Said differently, Anthony's choice to include certain lyrics can be soundly criticized while also acknowledging that the raw anger with which he sings about the rapidly diminishing prospects of the working class is something that many in the political class aren’t taking seriously, but should be.
For example, in Canada, the same federal Liberal government that seems content to dismiss housing affordability concerns with patronizing talking points about an ineffectual spending program have allowed institutionalized misogyny and racism to run rampant in the RCMP, Canadian military, and our justice system. This approach is evidenced when prominent senior men in the governing Liberal party, like newly promoted Minister of Defense Bill Blair, who did sweet fudge all to fix these problems in previous senior roles, fail upwards. At the same time, the upward mobility prospects of millions of racialized and otherwise marginalized Canadians falter.
Those same men use tactics of division to distract from failure. Canadian Prime Minister Justin Trudeau chose to ignored experts' findings about why many different groups of Canadians were vaccine-hesitant and instead chose to villainize those people for political gain and avoid the politically unpalatable but necessary hard work of fixing Canada's broken healthcare system. His government has pushed ineffectual climate change policies that have made transport unaffordable while failing to reduce greenhouse gas emissions and develop affordable substitute goods like reliable public transit.
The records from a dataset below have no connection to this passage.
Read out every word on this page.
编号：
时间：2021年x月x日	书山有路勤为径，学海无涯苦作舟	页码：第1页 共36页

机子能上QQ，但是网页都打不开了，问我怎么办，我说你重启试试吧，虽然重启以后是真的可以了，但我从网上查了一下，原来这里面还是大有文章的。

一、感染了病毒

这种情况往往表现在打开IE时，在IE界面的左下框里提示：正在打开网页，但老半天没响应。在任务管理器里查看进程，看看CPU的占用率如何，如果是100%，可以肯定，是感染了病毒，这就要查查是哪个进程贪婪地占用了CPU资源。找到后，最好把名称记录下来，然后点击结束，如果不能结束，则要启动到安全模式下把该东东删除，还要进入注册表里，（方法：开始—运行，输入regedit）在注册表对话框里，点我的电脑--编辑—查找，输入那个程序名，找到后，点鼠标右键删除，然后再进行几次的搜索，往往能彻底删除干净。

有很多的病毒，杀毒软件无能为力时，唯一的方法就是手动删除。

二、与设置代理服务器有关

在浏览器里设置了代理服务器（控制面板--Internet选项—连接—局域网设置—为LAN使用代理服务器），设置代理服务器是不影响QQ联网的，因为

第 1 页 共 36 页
So while these facts do not absolve someone like Anthony of his responsibility as an artist to think carefully about what message he's sending in his work, class-division should not be used to absolve a political class that uses division to distract from incompetence, corruption, and failing policy and ideology.
That approach is taking our country down a dark path. At this rate, those fights will occur, and they risk permanently breaking many of the institutions on which our fragile pluralism sits.
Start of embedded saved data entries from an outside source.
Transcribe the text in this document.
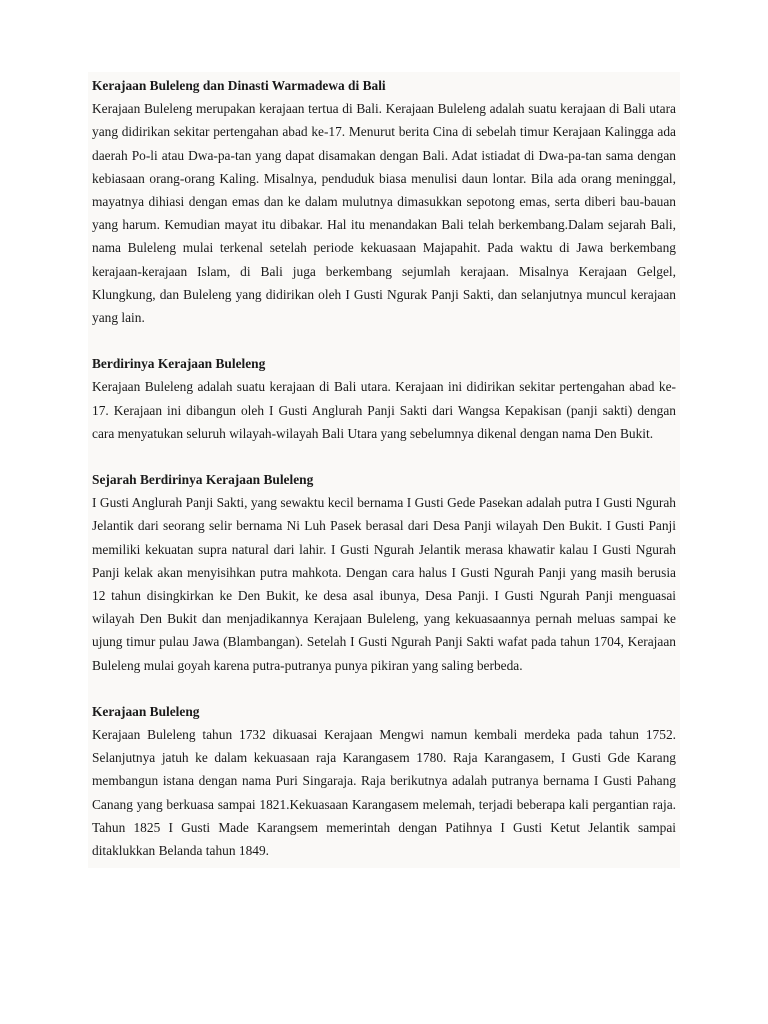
Kerajaan Buleleng dan Dinasti Warmadewa di Bali

Kerajaan Buleleng merupakan kerajaan tertua di Bali. Kerajaan Buleleng adalah suatu kerajaan di Bali utara yang didirikan sekitar pertengahan abad ke-17. Menurut berita Cina di sebelah timur Kerajaan Kalingga ada daerah Po-li atau Dwa-pa-tan yang dapat disamakan dengan Bali. Adat istiadat di Dwa-pa-tan sama dengan kebiasaan orang-orang Kaling. Misalnya, penduduk biasa menulisi daun lontar. Bila ada orang meninggal, mayatnya dihiasi dengan emas dan ke dalam mulutnya dimasukkan sepotong emas, serta diberi bau-bauan yang harum. Kemudian mayat itu dibakar. Hal itu menandakan Bali telah berkembang.Dalam sejarah Bali, nama Buleleng mulai terkenal setelah periode kekuasaan Majapahit. Pada waktu di Jawa berkembang kerajaan-kerajaan Islam, di Bali juga berkembang sejumlah kerajaan. Misalnya Kerajaan Gelgel, Klungkung, dan Buleleng yang didirikan oleh I Gusti Ngurak Panji Sakti, dan selanjutnya muncul kerajaan yang lain.

Berdirinya Kerajaan Buleleng

Kerajaan Buleleng adalah suatu kerajaan di Bali utara. Kerajaan ini didirikan sekitar pertengahan abad ke-17. Kerajaan ini dibangun oleh I Gusti Anglurah Panji Sakti dari Wangsa Kepakisan (panji sakti) dengan cara menyatukan seluruh wilayah-wilayah Bali Utara yang sebelumnya dikenal dengan nama Den Bukit.

Sejarah Berdirinya Kerajaan Buleleng

I Gusti Anglurah Panji Sakti, yang sewaktu kecil bernama I Gusti Gede Pasekan adalah putra I Gusti Ngurah Jelantik dari seorang selir bernama Ni Luh Pasek berasal dari Desa Panji wilayah Den Bukit. I Gusti Panji memiliki kekuatan supra natural dari lahir. I Gusti Ngurah Jelantik merasa khawatir kalau I Gusti Ngurah Panji kelak akan menyisihkan putra mahkota. Dengan cara halus I Gusti Ngurah Panji yang masih berusia 12 tahun disingkirkan ke Den Bukit, ke desa asal ibunya, Desa Panji. I Gusti Ngurah Panji menguasai wilayah Den Bukit dan menjadikannya Kerajaan Buleleng, yang kekuasaannya pernah meluas sampai ke ujung timur pulau Jawa (Blambangan). Setelah I Gusti Ngurah Panji Sakti wafat pada tahun 1704, Kerajaan Buleleng mulai goyah karena putra-putranya punya pikiran yang saling berbeda.

Kerajaan Buleleng

Kerajaan Buleleng tahun 1732 dikuasai Kerajaan Mengwi namun kembali merdeka pada tahun 1752. Selanjutnya jatuh ke dalam kekuasaan raja Karangasem 1780. Raja Karangasem, I Gusti Gde Karang membangun istana dengan nama Puri Singaraja. Raja berikutnya adalah putranya bernama I Gusti Pahang Canang yang berkuasa sampai 1821.Kekuasaan Karangasem melemah, terjadi beberapa kali pergantian raja. Tahun 1825 I Gusti Made Karangsem memerintah dengan Patihnya I Gusti Ketut Jelantik sampai ditaklukkan Belanda tahun 1849.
More than anything else, the extremely polarized reaction to Anthony’s song - even in Canada - makes this point abundantly clear.
Alternatively, we can acknowledge the existence of barriers to equality of opportunity that are rooted in generational systems of classism, racism, and misogyny without perpetuating the tropes that enable them. We can turn enmity from each other and unite against those in political class who would use this type of division to our collective detriment.
In Canada, if the well-to-do in the cabinet room in the building north of Wellington Avenue care about the future of our country, they should be helping that process instead of hindering it.